Andre Moore

Treasury has taken the blame for drafting errors in the Delivering Better Financial Outcomes bill, insisting it had nothing to do with the government’s policy direction.

Speaking at public hearings into the DBFO legislation on Thursday, Treasury assistant secretary for advice and investments Andre Moore said there were two drafting errors, one being a “typographical error” which led to the  accidental killing of general advice commissions.

“That error was introduced into the bill inadvertently as we sought to respond to feedback that we received at the exposure draft stage that indicated that aspects of that exposure draft didn’t fully meet the policy intent,” Moore said.

“We addressed that issue and unfortunately introduced that error. As soon as that was drawn to our intention, we and the government immediately moved to address that issue.”

While Treasury took the blame for the error, Moore conceded that the bill was checked by the office of Minister for Financial Services Stephen Jones.

“This is not an error of the government’s making, this is an error of [an] official’s making,” Moore said.

“In our final checks of the bill it was Treasury and ASIC [who] collectively missed that error and it was only when it was drawn to attention by stakeholders did we see it and immediately move to address it.”

Liberal Senator Andrew Bragg questioned ASIC Commission Alan Kirkland on whether the regulator saw the drafting error to which Kirkland responded that ASIC only became aware of it after it was tabled in Parliament and then reported in the media.
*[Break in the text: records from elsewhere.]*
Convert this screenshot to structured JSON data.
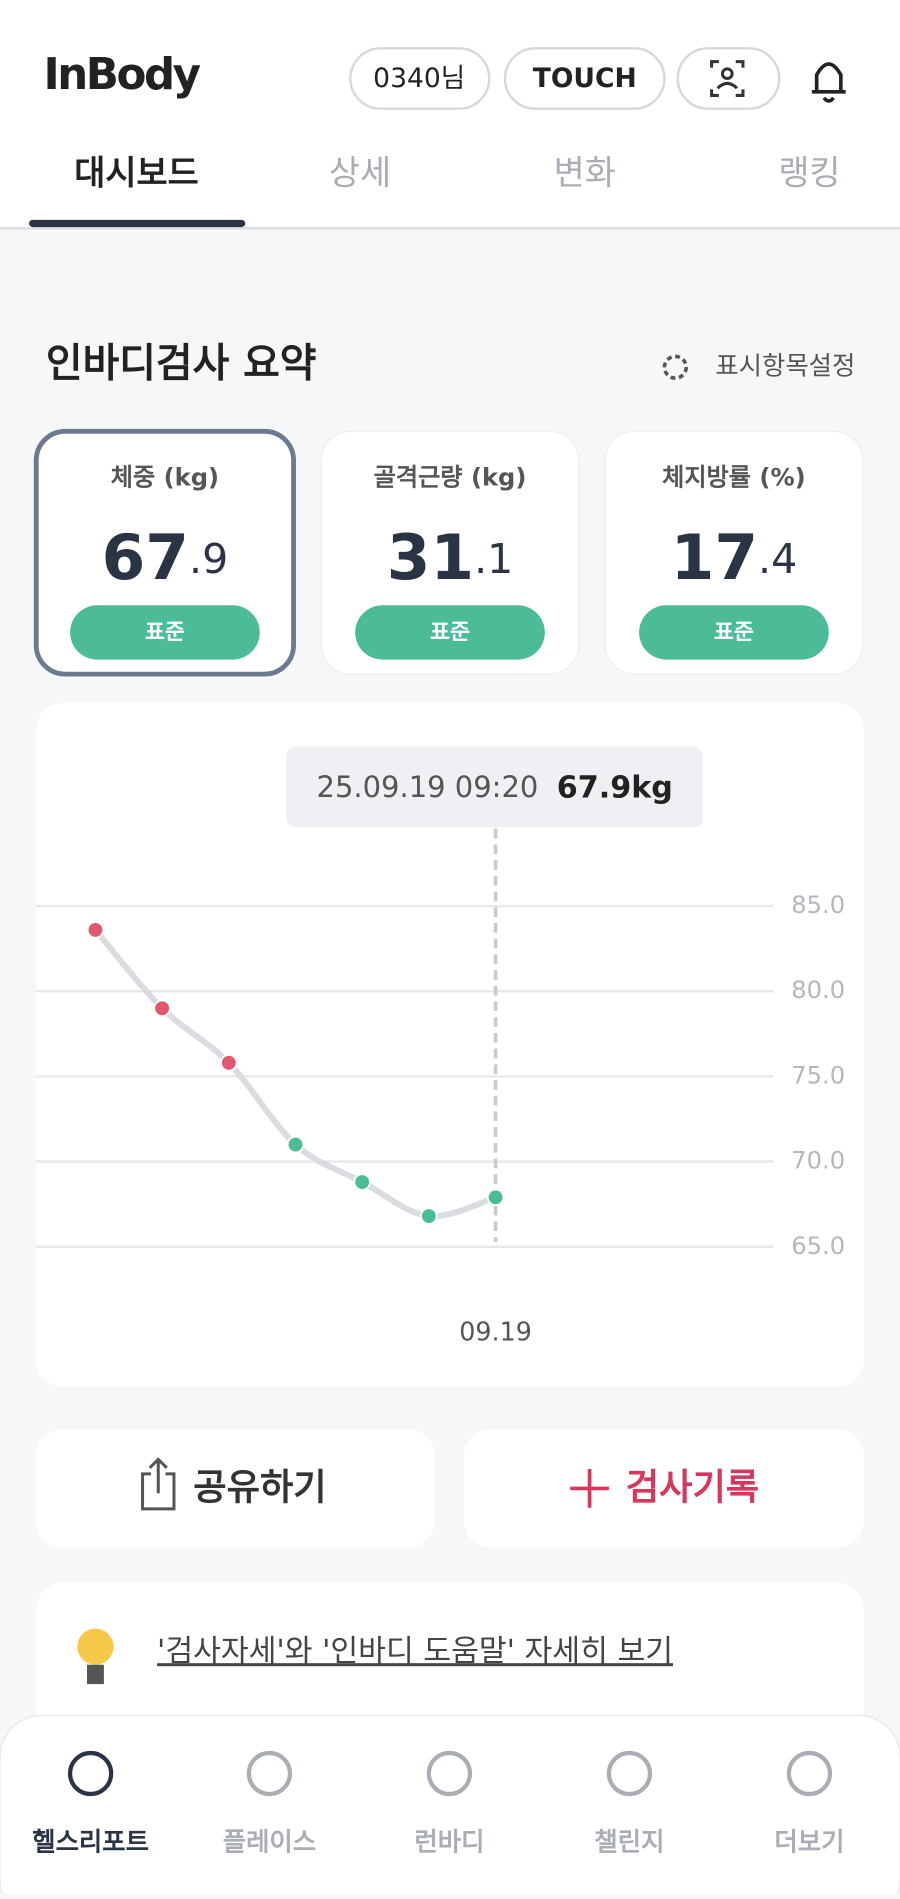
{
  "header": {
    "logo": "InBody",
    "user": "0340님",
    "touch": "TOUCH"
  },
  "tabs": [
    "대시보드",
    "상세",
    "변화",
    "랭킹"
  ],
  "section": {
    "title": "인바디검사 요약",
    "settings": "표시항목설정"
  },
  "cards": [
    {
      "label": "체중 (kg)",
      "value_int": "67",
      "value_dec": ".9",
      "status": "표준"
    },
    {
      "label": "골격근량 (kg)",
      "value_int": "31",
      "value_dec": ".1",
      "status": "표준"
    },
    {
      "label": "체지방률 (%)",
      "value_int": "17",
      "value_dec": ".4",
      "status": "표준"
    }
  ],
  "chart_data": {
    "type": "line",
    "categories": [
      null,
      null,
      null,
      null,
      null,
      null,
      "09.19"
    ],
    "series": [
      {
        "name": null,
        "color": "#d9dce1",
        "values": [
          83.6,
          79.0,
          75.8,
          71.0,
          68.8,
          66.8,
          67.9
        ]
      }
    ],
    "point_colors": [
      "#e0576f",
      "#e0576f",
      "#e0576f",
      "#4cbb98",
      "#4cbb98",
      "#4cbb98",
      "#4cbb98"
    ],
    "ylim": [
      65,
      85
    ],
    "yticks": [
      {
        "value": 85,
        "label": "85.0"
      },
      {
        "value": 80,
        "label": "80.0"
      },
      {
        "value": 75,
        "label": "75.0"
      },
      {
        "value": 70,
        "label": "70.0"
      },
      {
        "value": 65,
        "label": "65.0"
      }
    ],
    "grid": true,
    "tooltip": {
      "date": "25.09.19 09:20",
      "label": "67.9kg"
    }
  },
  "buttons": {
    "share": "공유하기",
    "record": "검사기록"
  },
  "help": "'검사자세'와 '인바디 도움말' 자세히 보기",
  "nav": [
    "헬스리포트",
    "플레이스",
    "런바디",
    "챌린지",
    "더보기"
  ]
}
“I became aware of the drafting error when I saw media reports of it,” Kirkland said.

Questioned by Bragg on whether it was appropriate for ASIC to review the bill, Treasury’s Moore said it was  standard process.
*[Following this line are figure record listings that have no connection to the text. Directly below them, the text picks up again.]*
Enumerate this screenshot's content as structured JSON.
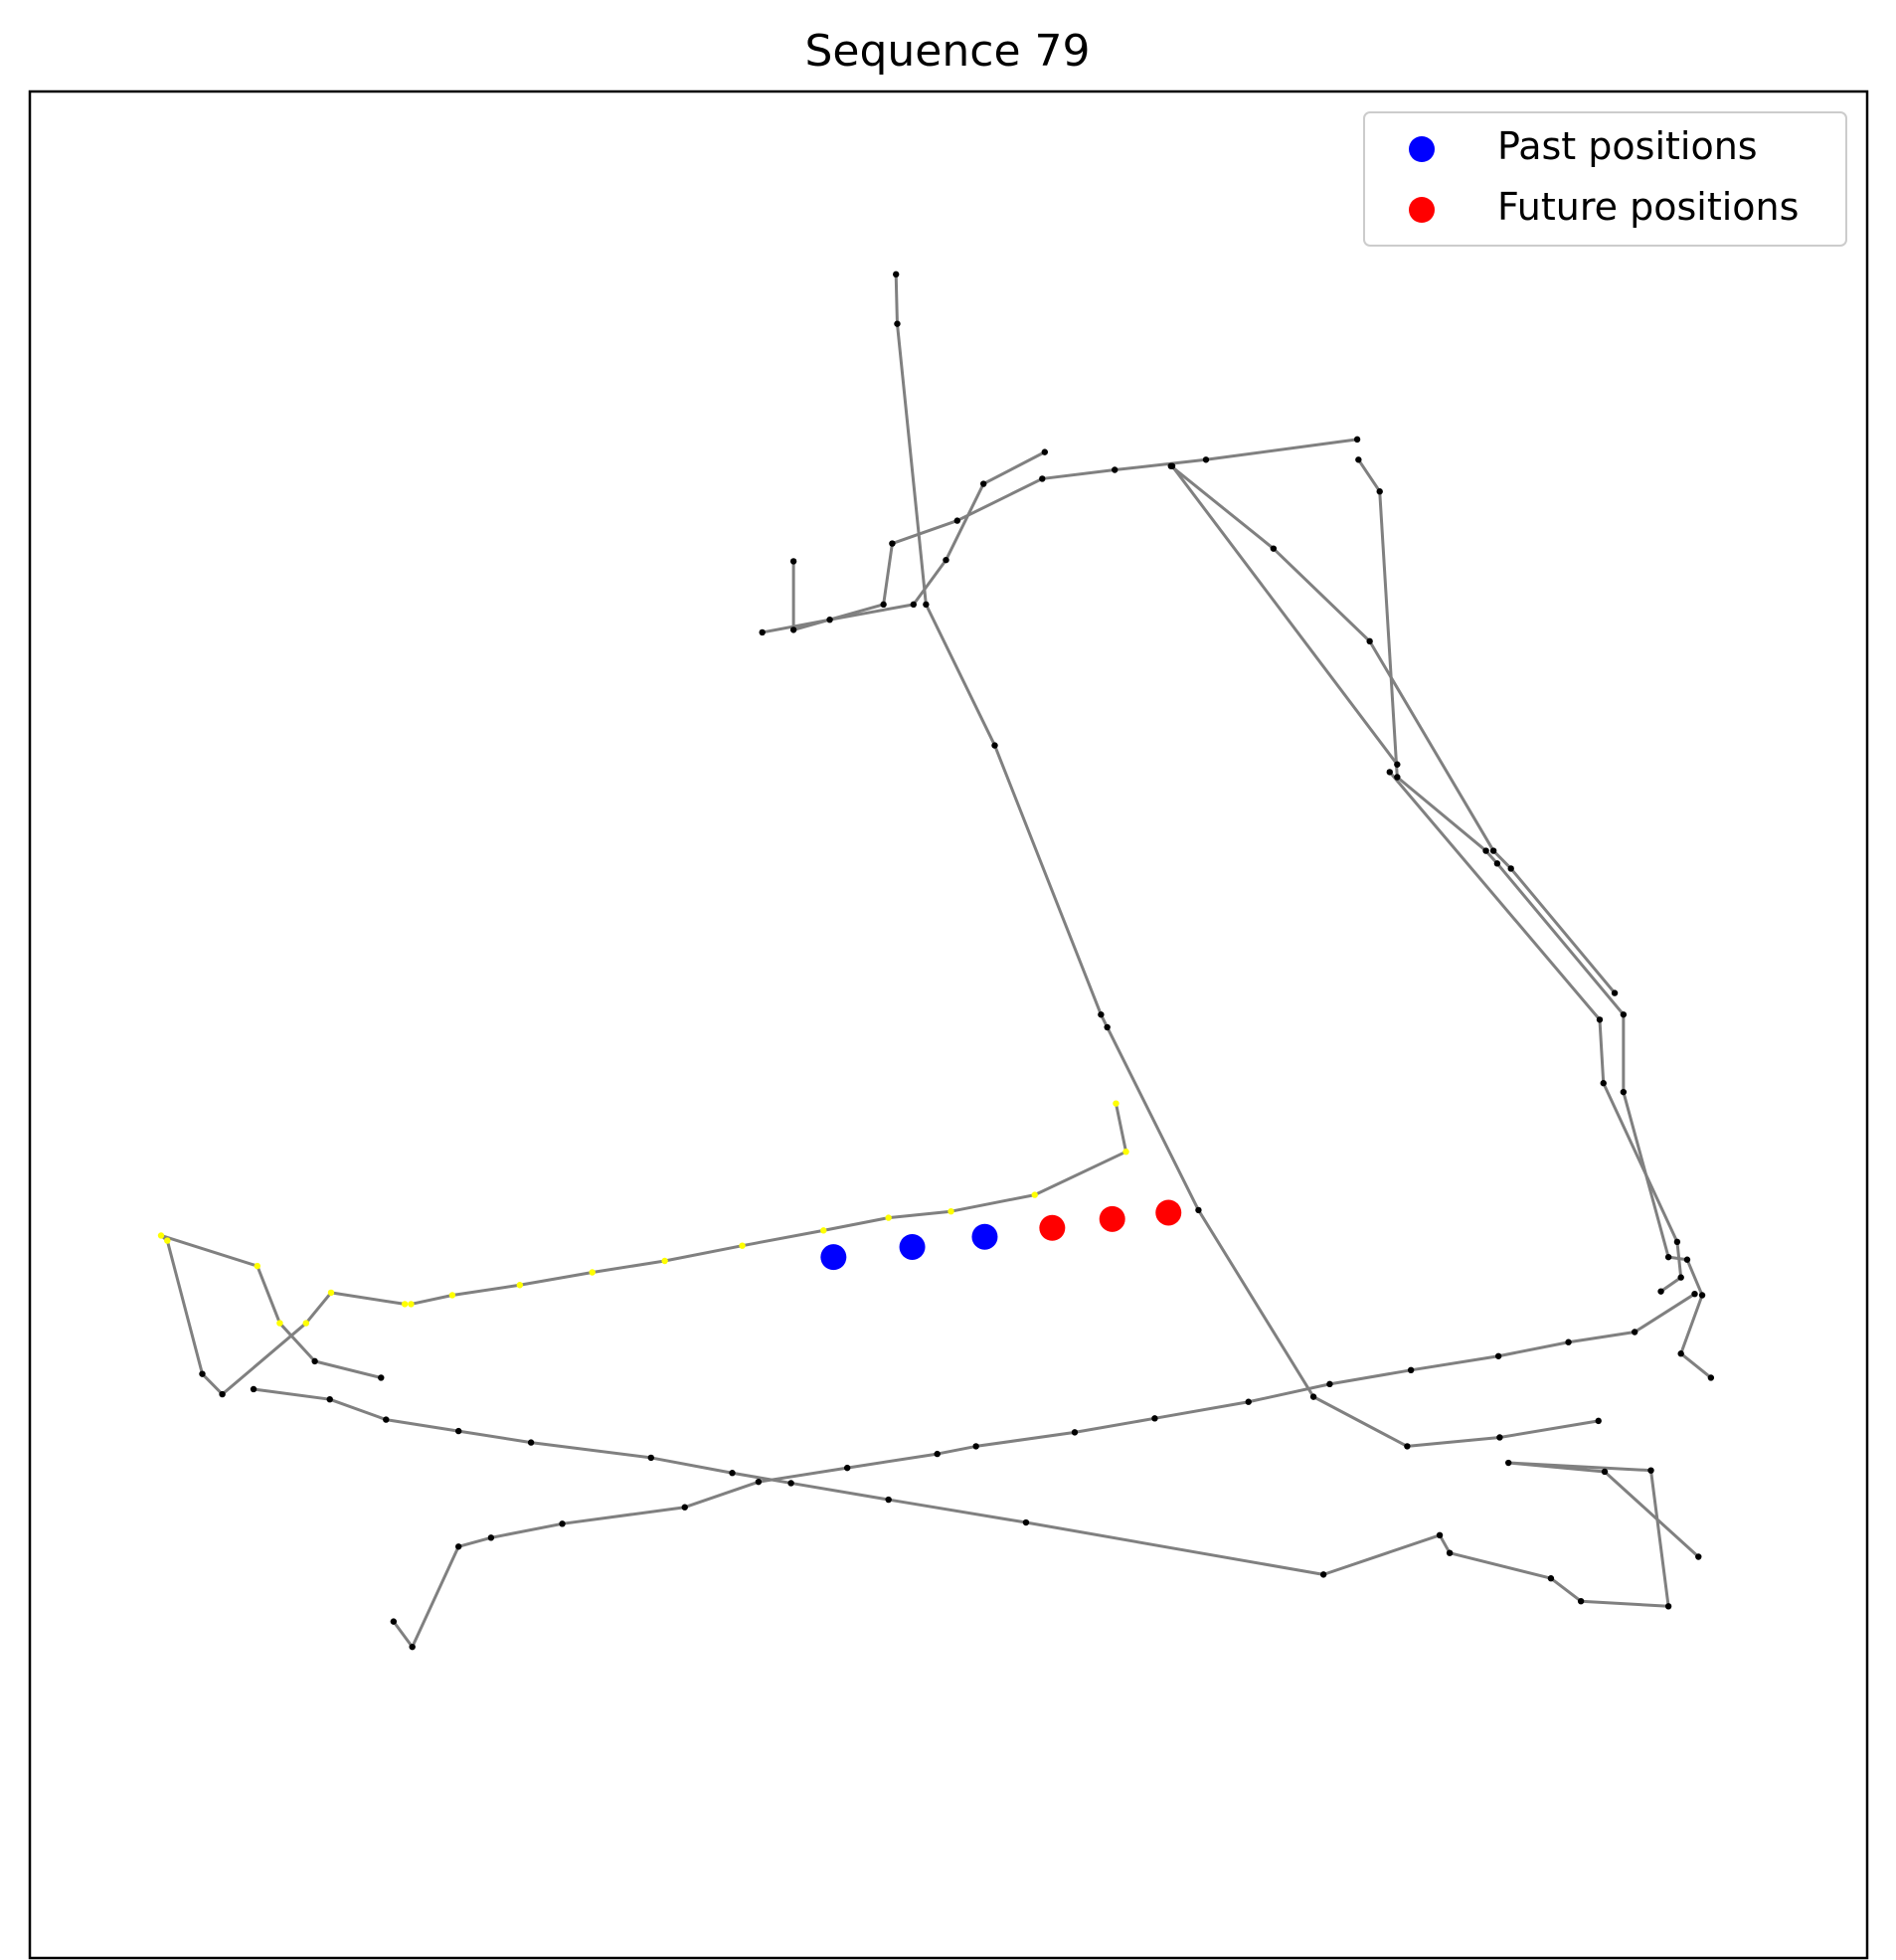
{
  "chart_data": {
    "type": "scatter",
    "title": "Sequence 79",
    "xlabel": "",
    "ylabel": "",
    "xlim": [
      -20,
      1450
    ],
    "ylim": [
      -1450,
      20
    ],
    "axis_ticks": "hidden",
    "grid": false,
    "legend_position": "top-right",
    "legend": [
      {
        "label": "Past positions",
        "color": "#0000ff"
      },
      {
        "label": "Future positions",
        "color": "#ff0000"
      }
    ],
    "series": [
      {
        "name": "Past positions",
        "color": "#0000ff",
        "points": [
          [
            623,
            -898
          ],
          [
            686,
            -890
          ],
          [
            744,
            -882
          ]
        ]
      },
      {
        "name": "Future positions",
        "color": "#ff0000",
        "points": [
          [
            798,
            -875
          ],
          [
            846,
            -868
          ],
          [
            891,
            -863
          ]
        ]
      }
    ],
    "map_lines": {
      "color": "#808080",
      "polylines": [
        [
          [
            673,
            -124
          ],
          [
            674,
            -163
          ],
          [
            697,
            -384
          ],
          [
            752,
            -495
          ],
          [
            837,
            -707
          ],
          [
            842,
            -717
          ],
          [
            915,
            -861
          ],
          [
            1007,
            -1008
          ],
          [
            1082,
            -1047
          ],
          [
            1156,
            -1040
          ],
          [
            1235,
            -1027
          ]
        ],
        [
          [
            591,
            -350
          ],
          [
            591,
            -404
          ],
          [
            663,
            -384
          ],
          [
            670,
            -336
          ],
          [
            722,
            -318
          ],
          [
            790,
            -285
          ],
          [
            848,
            -278
          ],
          [
            921,
            -270
          ],
          [
            1042,
            -254
          ]
        ],
        [
          [
            566,
            -406
          ],
          [
            620,
            -396
          ],
          [
            687,
            -384
          ],
          [
            713,
            -349
          ],
          [
            743,
            -289
          ],
          [
            792,
            -264
          ]
        ],
        [
          [
            893,
            -275
          ],
          [
            975,
            -340
          ],
          [
            1052,
            -413
          ],
          [
            1151,
            -578
          ],
          [
            1165,
            -592
          ],
          [
            1248,
            -690
          ]
        ],
        [
          [
            894,
            -275
          ],
          [
            1074,
            -510
          ]
        ],
        [
          [
            1043,
            -270
          ],
          [
            1060,
            -295
          ],
          [
            1074,
            -520
          ],
          [
            1145,
            -578
          ],
          [
            1154,
            -588
          ],
          [
            1255,
            -707
          ],
          [
            1255,
            -768
          ],
          [
            1291,
            -898
          ],
          [
            1306,
            -900
          ],
          [
            1318,
            -928
          ],
          [
            1301,
            -974
          ],
          [
            1325,
            -993
          ]
        ],
        [
          [
            1068,
            -516
          ],
          [
            1236,
            -711
          ],
          [
            1239,
            -761
          ],
          [
            1298,
            -886
          ],
          [
            1301,
            -914
          ],
          [
            1285,
            -925
          ]
        ],
        [
          [
            849,
            -777
          ],
          [
            857,
            -815
          ],
          [
            784,
            -849
          ],
          [
            717,
            -862
          ],
          [
            667,
            -867
          ],
          [
            615,
            -877
          ],
          [
            550,
            -889
          ],
          [
            488,
            -901
          ],
          [
            430,
            -910
          ],
          [
            372,
            -920
          ],
          [
            318,
            -928
          ],
          [
            285,
            -935
          ]
        ],
        [
          [
            280,
            -935
          ],
          [
            221,
            -926
          ],
          [
            201,
            -950
          ],
          [
            134,
            -1006
          ],
          [
            118,
            -990
          ],
          [
            90,
            -885
          ],
          [
            85,
            -881
          ],
          [
            162,
            -905
          ],
          [
            180,
            -950
          ],
          [
            208,
            -980
          ],
          [
            261,
            -993
          ]
        ],
        [
          [
            159,
            -1002
          ],
          [
            220,
            -1010
          ],
          [
            265,
            -1026
          ],
          [
            323,
            -1035
          ],
          [
            381,
            -1044
          ],
          [
            477,
            -1056
          ],
          [
            542,
            -1068
          ],
          [
            589,
            -1076
          ],
          [
            667,
            -1089
          ],
          [
            777,
            -1107
          ],
          [
            1015,
            -1148
          ],
          [
            1108,
            -1117
          ],
          [
            1116,
            -1131
          ],
          [
            1197,
            -1151
          ],
          [
            1221,
            -1169
          ],
          [
            1291,
            -1173
          ],
          [
            1277,
            -1066
          ],
          [
            1163,
            -1060
          ],
          [
            1240,
            -1067
          ],
          [
            1315,
            -1134
          ]
        ],
        [
          [
            271,
            -1185
          ],
          [
            286,
            -1205
          ],
          [
            323,
            -1126
          ],
          [
            349,
            -1119
          ],
          [
            406,
            -1108
          ],
          [
            504,
            -1095
          ],
          [
            563,
            -1075
          ],
          [
            634,
            -1064
          ],
          [
            706,
            -1053
          ],
          [
            737,
            -1047
          ],
          [
            816,
            -1036
          ],
          [
            880,
            -1025
          ],
          [
            955,
            -1012
          ],
          [
            1020,
            -998
          ],
          [
            1085,
            -987
          ],
          [
            1155,
            -976
          ],
          [
            1211,
            -965
          ],
          [
            1264,
            -957
          ],
          [
            1312,
            -927
          ]
        ]
      ]
    },
    "marker_colors": {
      "black": "#000000",
      "yellow": "#ffff00",
      "green": "#008000"
    }
  }
}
“One of those clearance process steps is a final quality assurance step with ASIC as well,” Moore said.

“Where there is legislation that has provisions that might be administered by ASIC, ASIC is consulted on the development of those provisions.”

Moore said it was appropriate for ASIC to be part of the review process and to have the ability to provide feedback to make sure the legislation delivers on the policy intent and is also administrable, which shocked Bragg.

“Wowsers, I’d have to say I’m surprised to hear that,” Bragg said.

“I wonder if they’d be better at law enforcement if they weren’t spending time talking about how new laws might be created.”

While issues around having a single prescribed fee consent was picked up in the draft legislation before it was tabled in parliament, the government elected not to enshrine a specific form into law, instead leaving it to ministerial discretion.

“The reason why the form itself is not written into the primary law is to allow for flexibility, both in the design and the evolution of that form over time so it creates that opportunity for it to flex and respond to changing circumstances in the future,” Moore said.